Dissociative Identity Disorder, formerly Multiple Personality Disorder, remains a highly controversial disorder. Perhaps 50% of all psychiatrists deny that it even exists. If it ,does exist, there seems to be consensus that it is exceedingly rare. Yet, the Castlewood Treatment Center has diagnosed enough patients with the disorder to have a support group specifically for D.I.D. These patients attend weekly group therapy sessions as noted on the program schedule above. Remember, Castlewood Treatment Center is a 10 bed facility. It it curious why they have such a high incidence of the supposed disorder in their eating disorder patients.
Many in the mental health profession propose that hypnotism, AKA guided image therapy, is a common way of creating Multiple Personalities. Guided image therapy is also part of the residential program at the Castlewood Treatment Center. According to therapists who use it, hypnotism provides a method for allowing different personalities to appear. It has been shown, however, that patients treated by hypnotism are more likely to have certain symptoms and personalities. Hypnotized patients are also more likely to report abuse, which fits most therapists' vision of the cause of Multiple Personality Disorder (Rowell & Gee, 1999).

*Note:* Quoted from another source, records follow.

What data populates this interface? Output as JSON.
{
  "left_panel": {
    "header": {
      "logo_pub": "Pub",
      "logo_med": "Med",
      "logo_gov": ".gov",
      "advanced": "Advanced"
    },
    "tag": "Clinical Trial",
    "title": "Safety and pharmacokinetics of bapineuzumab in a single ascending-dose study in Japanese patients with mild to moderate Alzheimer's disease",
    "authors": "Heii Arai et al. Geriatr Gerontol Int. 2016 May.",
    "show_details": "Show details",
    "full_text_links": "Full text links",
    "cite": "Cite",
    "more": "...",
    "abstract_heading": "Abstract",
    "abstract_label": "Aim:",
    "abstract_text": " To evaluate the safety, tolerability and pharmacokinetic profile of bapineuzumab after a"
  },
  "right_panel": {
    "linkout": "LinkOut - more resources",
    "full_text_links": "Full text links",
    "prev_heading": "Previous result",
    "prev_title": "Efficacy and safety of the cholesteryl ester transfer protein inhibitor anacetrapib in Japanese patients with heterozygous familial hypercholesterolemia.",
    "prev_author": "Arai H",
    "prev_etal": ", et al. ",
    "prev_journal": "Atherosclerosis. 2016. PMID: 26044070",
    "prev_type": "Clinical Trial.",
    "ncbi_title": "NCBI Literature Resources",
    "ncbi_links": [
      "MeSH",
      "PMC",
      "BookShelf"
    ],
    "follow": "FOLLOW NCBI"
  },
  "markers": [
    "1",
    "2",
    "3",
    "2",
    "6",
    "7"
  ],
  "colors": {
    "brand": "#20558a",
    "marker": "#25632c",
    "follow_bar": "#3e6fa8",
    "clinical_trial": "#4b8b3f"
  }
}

The Castlewood Treatment Center has been on record both supporting the use of hypnosis and denying that they use it as a treatment modality. We've spoken with enough former patients to come to the conclusion that the Castlewood Treatment Center is actively using hypnosis to inflate the prevalence of D.I.D. diagnoses at their facility. Fact or fiction, both hypnosis and D.I.D. remain highly controversial.